Tuesday, May 22, 2007

What Constitution? (warrantless searches)

My bad, I think. The only bill I could on this indicates that this is for sex offenders on parole, and thus under supervision, where the rules are different. It just surprises me that they need warrants to search a parolee's premises, but what do I know? I guess they do.

In any event I now understand the ACLU's position.

It seems there is no depth to which lawmakers will not descend when it comes to sex offender legislation. Not even the Constitution will stand in their way -- and when lawmakers are brazen enough to attempt to violate the Bill of Rights all I can say is, "America, it was nice knowing you."

N.C. lawmakers rush to pass sex-offender bills

RALEIGH — Grier Weeks has scorn for politicians who go after sex offenders with what he describes as trendy gimmicks.

“Given the choice of say, putting a GPS gadget on them and putting them on the Internet, and actually doing something,” the Asheville child advocate said, politicians “will go for the gadget every time.”


[Rep. Bruce Goforth, D-Buncombe] last year succeeded in banning sex offenders from living within 1,000 feet of a school or day care center, and requiring repeat offenders to be monitored with an ankle bracelet linked to the Global Positioning System.

This year he’s supported efforts to make those rules more strict, including writing warrantless searches of sex offenders into law.

“We’re going to tighten the law on them,” he said. “I have no mercy on sex offenders.”

The state American Civil Liberties Union chapter said it’s satisfied with the version of that bill that passed the House. ...

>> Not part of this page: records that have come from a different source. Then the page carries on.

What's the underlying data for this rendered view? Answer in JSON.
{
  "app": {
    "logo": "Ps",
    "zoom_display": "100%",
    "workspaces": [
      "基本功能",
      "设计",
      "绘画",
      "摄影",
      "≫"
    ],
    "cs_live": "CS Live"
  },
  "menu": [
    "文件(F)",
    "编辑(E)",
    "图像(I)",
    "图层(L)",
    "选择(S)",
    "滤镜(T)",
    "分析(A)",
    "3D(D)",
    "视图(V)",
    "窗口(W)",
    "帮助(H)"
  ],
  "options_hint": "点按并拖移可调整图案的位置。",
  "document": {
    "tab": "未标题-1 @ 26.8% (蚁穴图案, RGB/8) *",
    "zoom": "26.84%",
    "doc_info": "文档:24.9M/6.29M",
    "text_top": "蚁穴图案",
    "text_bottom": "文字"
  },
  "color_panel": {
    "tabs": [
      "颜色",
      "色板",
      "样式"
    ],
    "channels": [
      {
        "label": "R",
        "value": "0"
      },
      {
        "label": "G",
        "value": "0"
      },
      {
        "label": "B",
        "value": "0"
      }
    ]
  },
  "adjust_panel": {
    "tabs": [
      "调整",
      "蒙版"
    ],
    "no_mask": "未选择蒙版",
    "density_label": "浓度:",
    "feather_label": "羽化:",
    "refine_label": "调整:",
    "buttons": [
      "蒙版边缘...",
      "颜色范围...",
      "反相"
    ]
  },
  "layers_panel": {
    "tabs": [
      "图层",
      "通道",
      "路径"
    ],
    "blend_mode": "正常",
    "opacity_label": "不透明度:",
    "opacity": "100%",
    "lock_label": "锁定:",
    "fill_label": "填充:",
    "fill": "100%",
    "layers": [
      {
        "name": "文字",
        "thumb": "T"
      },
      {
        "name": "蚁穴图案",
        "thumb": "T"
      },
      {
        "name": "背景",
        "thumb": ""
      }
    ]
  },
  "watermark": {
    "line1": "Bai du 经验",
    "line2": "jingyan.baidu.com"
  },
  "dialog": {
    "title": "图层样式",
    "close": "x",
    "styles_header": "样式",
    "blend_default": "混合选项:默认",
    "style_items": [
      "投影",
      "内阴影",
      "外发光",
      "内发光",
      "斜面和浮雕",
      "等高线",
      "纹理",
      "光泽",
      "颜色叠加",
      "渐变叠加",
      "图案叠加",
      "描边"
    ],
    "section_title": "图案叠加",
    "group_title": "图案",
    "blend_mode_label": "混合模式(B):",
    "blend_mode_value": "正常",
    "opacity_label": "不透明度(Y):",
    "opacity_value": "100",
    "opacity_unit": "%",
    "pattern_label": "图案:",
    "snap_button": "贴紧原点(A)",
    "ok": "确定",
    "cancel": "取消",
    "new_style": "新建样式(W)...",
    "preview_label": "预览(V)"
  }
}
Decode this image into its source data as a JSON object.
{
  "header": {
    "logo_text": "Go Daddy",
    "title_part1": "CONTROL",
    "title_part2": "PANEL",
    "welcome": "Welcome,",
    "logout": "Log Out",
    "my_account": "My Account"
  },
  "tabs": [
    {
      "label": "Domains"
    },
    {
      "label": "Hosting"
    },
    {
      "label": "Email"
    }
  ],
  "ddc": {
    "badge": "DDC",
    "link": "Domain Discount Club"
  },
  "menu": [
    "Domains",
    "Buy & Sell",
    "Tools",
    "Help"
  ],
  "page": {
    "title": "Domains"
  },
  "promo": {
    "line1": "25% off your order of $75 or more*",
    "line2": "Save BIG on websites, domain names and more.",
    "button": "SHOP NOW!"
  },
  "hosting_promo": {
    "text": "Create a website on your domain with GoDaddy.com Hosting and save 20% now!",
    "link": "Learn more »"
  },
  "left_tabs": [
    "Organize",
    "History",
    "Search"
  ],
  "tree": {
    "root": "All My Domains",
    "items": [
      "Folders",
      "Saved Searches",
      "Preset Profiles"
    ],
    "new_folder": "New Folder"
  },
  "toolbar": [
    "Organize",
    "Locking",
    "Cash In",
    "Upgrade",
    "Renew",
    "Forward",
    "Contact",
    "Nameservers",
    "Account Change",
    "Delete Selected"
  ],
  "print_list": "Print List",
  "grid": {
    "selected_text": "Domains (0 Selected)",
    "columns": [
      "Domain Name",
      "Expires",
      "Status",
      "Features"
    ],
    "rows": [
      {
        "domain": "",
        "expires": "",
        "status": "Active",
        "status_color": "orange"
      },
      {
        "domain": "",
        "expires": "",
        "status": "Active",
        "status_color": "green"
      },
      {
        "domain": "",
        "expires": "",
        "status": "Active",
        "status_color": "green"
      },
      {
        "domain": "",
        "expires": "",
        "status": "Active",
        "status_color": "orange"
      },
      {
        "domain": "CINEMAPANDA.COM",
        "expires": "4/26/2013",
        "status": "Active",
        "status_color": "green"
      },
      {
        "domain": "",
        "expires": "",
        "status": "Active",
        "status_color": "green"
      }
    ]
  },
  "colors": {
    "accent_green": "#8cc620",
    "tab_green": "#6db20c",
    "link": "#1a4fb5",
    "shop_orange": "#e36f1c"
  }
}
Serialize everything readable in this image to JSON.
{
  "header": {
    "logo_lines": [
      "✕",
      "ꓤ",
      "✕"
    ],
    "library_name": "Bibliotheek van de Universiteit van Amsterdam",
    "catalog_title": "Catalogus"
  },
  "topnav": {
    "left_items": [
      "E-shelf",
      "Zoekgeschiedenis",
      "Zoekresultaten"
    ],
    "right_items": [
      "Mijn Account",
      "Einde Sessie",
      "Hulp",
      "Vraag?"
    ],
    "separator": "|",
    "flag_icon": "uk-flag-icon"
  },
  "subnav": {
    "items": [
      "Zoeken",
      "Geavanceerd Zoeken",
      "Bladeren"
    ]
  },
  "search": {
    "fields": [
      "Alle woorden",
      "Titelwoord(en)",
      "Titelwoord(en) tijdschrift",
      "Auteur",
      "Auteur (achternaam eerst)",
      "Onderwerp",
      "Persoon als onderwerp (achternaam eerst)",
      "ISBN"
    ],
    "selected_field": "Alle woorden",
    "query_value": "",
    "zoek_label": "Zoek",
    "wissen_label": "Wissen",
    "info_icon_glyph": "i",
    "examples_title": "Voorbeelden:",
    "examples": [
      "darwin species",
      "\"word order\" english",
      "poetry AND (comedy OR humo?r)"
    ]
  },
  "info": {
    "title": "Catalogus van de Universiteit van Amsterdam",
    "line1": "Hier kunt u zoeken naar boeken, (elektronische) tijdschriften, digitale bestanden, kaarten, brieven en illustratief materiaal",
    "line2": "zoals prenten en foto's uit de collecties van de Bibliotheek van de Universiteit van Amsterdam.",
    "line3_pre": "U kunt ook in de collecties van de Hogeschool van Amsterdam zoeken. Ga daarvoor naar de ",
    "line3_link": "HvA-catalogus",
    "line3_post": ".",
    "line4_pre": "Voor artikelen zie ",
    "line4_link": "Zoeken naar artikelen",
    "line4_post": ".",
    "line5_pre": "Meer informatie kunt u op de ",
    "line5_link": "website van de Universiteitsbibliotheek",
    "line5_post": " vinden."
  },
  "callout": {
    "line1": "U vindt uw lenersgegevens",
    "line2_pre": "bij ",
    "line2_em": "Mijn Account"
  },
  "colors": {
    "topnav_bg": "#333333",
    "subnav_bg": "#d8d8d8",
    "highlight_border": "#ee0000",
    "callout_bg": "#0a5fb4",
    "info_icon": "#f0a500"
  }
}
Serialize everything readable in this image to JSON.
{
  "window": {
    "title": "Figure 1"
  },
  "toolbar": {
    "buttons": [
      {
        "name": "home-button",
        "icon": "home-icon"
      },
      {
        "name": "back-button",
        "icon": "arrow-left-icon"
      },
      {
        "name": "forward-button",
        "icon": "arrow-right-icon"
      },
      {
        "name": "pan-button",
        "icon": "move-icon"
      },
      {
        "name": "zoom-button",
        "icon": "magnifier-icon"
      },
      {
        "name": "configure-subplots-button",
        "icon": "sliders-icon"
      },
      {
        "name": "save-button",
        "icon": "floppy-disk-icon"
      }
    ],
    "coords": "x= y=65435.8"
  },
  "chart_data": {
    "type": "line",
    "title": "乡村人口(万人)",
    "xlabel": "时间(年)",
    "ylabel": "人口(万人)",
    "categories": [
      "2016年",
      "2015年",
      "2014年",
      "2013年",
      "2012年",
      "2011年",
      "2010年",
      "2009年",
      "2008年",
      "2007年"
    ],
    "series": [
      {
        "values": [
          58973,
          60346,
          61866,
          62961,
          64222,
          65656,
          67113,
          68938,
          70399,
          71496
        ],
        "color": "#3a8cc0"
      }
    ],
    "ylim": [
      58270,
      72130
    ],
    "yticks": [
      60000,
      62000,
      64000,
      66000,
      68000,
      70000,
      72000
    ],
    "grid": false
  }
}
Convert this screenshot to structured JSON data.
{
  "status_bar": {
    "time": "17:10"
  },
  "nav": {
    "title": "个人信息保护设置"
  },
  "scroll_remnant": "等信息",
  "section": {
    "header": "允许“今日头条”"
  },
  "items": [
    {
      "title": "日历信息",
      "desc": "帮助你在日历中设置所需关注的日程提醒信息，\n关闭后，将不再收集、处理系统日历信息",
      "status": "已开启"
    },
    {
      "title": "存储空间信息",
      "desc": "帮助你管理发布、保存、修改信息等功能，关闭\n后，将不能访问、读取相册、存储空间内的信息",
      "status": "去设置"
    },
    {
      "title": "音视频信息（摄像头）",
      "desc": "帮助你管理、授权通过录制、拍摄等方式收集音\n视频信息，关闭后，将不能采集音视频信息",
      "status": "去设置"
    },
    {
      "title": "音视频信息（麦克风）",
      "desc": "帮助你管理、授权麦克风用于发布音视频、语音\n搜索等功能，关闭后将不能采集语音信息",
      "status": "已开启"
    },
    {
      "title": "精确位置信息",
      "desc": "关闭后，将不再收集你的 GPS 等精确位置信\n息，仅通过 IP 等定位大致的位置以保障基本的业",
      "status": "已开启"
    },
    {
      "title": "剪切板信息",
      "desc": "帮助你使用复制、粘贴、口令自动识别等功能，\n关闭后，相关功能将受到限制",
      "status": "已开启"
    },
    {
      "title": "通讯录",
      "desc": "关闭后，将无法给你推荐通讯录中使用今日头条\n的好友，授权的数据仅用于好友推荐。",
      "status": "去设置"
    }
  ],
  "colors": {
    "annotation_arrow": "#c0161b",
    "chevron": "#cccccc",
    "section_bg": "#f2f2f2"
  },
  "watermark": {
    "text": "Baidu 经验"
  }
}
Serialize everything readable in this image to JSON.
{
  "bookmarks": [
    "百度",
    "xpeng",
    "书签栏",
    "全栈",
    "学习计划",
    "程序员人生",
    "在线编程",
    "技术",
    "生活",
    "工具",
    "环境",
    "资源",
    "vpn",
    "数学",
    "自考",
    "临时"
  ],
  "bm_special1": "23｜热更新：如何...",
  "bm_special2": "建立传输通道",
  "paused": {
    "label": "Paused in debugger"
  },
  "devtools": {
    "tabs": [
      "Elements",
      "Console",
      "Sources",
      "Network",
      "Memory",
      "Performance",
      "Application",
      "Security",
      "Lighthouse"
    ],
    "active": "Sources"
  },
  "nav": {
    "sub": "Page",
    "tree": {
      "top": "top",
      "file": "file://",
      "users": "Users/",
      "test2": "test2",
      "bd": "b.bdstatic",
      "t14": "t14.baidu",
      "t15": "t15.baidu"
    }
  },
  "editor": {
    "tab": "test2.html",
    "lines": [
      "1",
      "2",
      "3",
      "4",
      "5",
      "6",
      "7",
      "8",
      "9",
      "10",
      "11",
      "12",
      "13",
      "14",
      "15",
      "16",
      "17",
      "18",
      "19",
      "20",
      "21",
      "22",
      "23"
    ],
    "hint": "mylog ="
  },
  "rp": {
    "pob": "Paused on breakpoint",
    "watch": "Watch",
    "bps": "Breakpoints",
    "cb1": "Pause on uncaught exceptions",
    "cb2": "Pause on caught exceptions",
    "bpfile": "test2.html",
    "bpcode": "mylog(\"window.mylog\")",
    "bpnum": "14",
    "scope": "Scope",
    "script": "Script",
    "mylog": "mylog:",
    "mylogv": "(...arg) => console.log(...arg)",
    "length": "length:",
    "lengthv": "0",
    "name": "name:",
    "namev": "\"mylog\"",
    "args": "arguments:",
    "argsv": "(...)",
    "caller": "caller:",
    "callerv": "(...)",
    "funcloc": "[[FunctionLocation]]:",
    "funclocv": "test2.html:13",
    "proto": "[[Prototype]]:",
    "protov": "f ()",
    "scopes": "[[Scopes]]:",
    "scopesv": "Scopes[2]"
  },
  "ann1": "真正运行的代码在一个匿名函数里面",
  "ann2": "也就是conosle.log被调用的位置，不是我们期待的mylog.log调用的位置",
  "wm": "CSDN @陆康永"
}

Not even the ACLU can be relied upon anymore.

Amendment IV

The right of the people to be secure in their persons, houses, papers, and effects, against unreasonable searches and seizures, shall not be violated, and no warrants shall issue, but upon probable cause, supported by oath or affirmation, and particularly describing the place to be searched, and the persons or things to be seized.

If this bill passes and stands, the 4th Amendment is dead.